Whoopi Goldberg tore right into the detractors, with a particularly cutting diss aimed at commentator Ben Shapiro, who posted a widely mocked video titled “Ben Shapiro DESTROYS The Barbie Movie For 43 Minutes” on Saturday (July 22). Shapiro said at one point in his review, “I find it upsetting when material that’s based on children’s IP and marketed to little girls actually ends up being angry, feminist claptrap that alienates men from women, undermines basic human values and promotes falsehood all at the same time.” 

After playing a clip of Shapiro’s words, Goldberg exclaimed, “It’s a movie! It’s a movie about a doll! I thought y’all would be happy. She has no genitalia, so there’s no sex involved. Ken has no genitalia! It’s a doll movie.”
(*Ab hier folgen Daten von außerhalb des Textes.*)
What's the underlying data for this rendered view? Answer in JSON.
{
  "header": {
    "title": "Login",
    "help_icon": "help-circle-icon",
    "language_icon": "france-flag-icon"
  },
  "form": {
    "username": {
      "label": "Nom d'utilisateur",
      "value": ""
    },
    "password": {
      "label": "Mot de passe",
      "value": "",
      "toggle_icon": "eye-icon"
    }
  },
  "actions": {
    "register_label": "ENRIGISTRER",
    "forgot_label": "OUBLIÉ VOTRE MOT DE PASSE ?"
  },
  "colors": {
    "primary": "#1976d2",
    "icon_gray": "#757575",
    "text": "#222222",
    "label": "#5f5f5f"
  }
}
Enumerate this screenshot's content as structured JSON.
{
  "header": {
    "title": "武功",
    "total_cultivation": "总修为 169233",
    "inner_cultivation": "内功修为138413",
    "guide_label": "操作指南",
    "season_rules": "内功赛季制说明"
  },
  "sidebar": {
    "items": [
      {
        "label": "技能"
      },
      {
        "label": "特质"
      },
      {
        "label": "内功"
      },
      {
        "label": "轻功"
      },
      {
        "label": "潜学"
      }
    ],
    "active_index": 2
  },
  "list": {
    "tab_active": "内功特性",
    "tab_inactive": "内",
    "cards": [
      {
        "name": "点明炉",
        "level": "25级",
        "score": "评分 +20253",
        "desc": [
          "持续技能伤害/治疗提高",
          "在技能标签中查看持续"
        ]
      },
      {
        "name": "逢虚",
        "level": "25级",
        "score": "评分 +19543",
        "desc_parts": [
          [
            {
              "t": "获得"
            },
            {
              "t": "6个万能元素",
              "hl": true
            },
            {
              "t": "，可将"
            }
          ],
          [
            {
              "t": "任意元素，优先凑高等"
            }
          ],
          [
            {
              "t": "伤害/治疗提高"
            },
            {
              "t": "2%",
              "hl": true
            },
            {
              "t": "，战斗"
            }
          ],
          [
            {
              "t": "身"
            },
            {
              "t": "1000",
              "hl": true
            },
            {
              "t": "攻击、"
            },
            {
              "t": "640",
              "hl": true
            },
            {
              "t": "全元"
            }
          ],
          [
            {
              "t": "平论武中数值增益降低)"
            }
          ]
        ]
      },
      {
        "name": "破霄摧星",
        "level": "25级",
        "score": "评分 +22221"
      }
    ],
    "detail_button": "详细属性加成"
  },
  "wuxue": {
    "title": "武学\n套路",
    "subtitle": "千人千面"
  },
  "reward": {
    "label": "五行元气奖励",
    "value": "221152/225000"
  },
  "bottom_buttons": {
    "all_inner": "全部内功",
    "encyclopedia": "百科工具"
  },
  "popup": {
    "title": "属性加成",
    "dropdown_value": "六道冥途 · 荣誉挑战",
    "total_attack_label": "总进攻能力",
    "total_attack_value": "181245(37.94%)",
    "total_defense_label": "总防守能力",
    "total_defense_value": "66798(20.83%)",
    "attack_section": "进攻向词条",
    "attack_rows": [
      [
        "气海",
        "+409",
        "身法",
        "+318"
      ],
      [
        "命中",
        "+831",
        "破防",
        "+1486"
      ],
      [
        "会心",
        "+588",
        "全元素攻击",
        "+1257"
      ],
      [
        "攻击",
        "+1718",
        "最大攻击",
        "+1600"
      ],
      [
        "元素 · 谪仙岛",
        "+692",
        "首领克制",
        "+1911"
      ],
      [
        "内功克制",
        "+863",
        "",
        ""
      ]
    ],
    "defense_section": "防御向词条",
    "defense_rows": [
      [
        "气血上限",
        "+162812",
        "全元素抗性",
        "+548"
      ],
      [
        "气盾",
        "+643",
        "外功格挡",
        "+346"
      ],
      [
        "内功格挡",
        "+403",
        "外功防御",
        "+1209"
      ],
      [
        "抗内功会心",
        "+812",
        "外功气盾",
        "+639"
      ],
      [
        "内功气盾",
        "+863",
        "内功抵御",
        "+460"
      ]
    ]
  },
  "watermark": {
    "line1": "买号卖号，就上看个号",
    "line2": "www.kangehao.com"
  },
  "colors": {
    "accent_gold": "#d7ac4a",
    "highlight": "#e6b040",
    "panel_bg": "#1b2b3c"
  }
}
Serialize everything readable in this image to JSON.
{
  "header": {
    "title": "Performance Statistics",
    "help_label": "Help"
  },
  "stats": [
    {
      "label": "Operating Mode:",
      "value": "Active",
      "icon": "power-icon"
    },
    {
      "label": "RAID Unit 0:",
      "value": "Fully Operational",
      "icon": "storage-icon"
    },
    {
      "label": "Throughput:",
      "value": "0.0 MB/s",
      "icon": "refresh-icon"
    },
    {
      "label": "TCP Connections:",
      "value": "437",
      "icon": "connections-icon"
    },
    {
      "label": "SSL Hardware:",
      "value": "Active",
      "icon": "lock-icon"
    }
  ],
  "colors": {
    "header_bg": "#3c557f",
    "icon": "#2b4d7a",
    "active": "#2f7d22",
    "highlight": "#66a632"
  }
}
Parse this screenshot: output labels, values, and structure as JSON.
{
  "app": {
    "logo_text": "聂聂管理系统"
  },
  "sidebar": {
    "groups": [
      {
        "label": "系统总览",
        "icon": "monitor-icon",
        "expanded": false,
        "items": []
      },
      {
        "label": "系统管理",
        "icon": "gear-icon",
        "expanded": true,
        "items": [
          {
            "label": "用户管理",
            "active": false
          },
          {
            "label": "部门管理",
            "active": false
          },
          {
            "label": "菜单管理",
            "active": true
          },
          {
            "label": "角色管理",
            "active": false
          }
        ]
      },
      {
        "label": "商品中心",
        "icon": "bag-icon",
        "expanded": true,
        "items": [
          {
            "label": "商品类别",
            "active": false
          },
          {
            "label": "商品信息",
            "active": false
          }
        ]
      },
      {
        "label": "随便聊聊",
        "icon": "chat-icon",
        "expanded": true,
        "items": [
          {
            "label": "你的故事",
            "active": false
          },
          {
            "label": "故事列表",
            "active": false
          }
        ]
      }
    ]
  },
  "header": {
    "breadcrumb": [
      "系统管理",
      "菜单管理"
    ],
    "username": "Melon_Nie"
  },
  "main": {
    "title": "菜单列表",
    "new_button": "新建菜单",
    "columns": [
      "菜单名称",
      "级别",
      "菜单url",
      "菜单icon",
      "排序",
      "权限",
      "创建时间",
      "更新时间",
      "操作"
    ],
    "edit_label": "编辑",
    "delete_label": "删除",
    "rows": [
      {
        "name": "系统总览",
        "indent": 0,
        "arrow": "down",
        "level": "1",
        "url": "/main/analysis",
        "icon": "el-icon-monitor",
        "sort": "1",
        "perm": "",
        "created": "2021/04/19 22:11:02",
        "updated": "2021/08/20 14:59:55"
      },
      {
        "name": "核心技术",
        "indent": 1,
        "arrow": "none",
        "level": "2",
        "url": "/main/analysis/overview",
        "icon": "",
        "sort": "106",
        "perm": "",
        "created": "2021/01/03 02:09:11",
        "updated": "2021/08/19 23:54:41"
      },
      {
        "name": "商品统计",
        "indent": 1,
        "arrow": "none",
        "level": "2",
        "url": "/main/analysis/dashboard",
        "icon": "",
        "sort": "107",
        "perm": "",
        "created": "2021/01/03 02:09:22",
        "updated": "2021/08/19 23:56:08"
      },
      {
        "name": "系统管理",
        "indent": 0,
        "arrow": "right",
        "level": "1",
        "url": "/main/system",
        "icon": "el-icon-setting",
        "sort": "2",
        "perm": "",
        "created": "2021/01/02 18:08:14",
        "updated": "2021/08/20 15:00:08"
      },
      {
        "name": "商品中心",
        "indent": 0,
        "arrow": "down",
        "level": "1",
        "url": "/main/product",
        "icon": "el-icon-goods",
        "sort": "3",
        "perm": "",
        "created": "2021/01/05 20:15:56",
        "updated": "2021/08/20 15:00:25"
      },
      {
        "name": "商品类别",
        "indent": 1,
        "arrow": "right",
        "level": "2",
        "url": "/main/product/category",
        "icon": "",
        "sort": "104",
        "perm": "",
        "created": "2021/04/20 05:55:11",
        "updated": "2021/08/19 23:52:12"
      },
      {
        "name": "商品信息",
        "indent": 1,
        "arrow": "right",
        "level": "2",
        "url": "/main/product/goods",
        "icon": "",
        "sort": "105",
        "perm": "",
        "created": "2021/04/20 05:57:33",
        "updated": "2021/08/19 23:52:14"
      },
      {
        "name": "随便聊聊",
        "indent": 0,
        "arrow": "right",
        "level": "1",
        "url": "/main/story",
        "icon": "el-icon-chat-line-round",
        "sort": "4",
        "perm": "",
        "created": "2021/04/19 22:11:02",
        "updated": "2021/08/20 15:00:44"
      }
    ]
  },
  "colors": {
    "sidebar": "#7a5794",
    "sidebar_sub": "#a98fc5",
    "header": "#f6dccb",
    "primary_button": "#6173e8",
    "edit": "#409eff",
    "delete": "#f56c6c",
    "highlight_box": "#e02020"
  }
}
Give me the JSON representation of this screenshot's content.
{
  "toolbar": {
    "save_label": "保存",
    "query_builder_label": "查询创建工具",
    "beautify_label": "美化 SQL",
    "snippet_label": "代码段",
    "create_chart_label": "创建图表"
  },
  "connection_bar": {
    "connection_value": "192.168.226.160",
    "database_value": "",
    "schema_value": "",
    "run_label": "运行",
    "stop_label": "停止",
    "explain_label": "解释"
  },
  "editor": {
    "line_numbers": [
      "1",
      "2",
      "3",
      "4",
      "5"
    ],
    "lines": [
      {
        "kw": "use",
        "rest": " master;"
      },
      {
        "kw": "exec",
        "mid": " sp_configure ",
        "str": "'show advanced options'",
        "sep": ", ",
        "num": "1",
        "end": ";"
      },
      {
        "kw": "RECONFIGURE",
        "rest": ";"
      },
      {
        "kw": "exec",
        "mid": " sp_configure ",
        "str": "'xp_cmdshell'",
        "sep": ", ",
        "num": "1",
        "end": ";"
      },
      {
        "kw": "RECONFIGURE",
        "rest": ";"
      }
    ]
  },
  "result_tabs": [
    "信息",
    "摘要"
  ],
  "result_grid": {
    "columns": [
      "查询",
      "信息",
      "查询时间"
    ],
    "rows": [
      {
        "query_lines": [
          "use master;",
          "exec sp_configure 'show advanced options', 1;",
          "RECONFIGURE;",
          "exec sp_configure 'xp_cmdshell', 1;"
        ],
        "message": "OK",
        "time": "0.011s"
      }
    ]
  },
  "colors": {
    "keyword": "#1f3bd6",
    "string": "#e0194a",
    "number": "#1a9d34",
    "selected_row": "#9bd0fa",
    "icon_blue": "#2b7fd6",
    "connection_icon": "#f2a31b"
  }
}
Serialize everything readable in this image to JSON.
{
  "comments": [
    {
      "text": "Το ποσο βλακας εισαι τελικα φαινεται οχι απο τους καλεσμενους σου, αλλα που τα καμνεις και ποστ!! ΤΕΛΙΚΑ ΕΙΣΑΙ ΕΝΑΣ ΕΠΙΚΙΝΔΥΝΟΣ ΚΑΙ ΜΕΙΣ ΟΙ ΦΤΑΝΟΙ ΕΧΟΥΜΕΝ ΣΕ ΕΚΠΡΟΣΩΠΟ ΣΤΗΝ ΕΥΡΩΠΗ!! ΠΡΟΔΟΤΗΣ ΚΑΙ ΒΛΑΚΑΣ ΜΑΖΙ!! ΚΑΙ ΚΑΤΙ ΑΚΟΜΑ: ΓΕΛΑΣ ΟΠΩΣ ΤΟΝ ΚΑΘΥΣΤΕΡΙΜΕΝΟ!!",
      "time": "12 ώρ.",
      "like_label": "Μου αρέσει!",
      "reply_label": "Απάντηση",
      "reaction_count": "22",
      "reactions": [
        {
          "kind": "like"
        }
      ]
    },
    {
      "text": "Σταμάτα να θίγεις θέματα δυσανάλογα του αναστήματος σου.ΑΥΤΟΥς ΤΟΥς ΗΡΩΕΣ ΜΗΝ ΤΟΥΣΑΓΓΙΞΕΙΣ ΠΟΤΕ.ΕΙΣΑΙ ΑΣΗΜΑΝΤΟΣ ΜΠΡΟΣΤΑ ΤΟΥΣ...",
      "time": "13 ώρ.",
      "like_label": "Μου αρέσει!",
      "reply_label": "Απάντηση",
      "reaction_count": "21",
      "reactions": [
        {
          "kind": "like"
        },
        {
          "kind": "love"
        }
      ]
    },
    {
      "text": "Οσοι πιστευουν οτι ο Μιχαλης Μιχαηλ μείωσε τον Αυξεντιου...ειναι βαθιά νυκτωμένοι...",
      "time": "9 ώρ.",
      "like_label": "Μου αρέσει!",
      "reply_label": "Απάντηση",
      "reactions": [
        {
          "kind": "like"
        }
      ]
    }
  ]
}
Goldberg continued, “The kids know it’s colorful and it’s Barbie. They haven’t lived through what the adults have lived through. So when they’re seeing this movie, that’s not how they’re looking at it. The kids are looking at it as a Barbie movie.”  […..]

(Greta Bjornson, 26.07.2023)

Der prominente rechtsradikale trumpistische Kolumnist und Aktivist Ben Shapiro, 39, vier Millionen Youtube-Abonnenten, fast eine Million Zuschauer pro Tag und einer Gesamtzahl von über 1.000.000.000 Aufrufen postete Barbie-Hassvideos mit einer Gesamtlaufzeit deutlich über der Länge des Spielfilms, raste nach dem Kino in Spielzeugwarenläden, kaufte Barbie-Puppen, um diese anschließend hasserfüllt zu verbrennen.

Die gesamte Führungsriege der erzkonservativen GOPer tingelt nun mit wütend wetternden Barbie-Verdammungen durch die US-Medienlandschaft.

Ob Cruz und Shapiro den Streisand-Effekt gar nicht kennen und somit nicht wissen, daß sie dem verhassten Film enorme Werbung verschaffen, ist unbekannt.
Ich mutmaße aber, es ihnen schlicht egal. Daß ihnen der Umsatz und die Zuschauerzahlen egal sind, daß ihnen der ganze Film völlig egal ist. Er ist nur ein willkommenes Vehikel, um Hass und Hetze zu verbreiten.

Und von ihrem Trump-Verbrecherproblem abzulenken.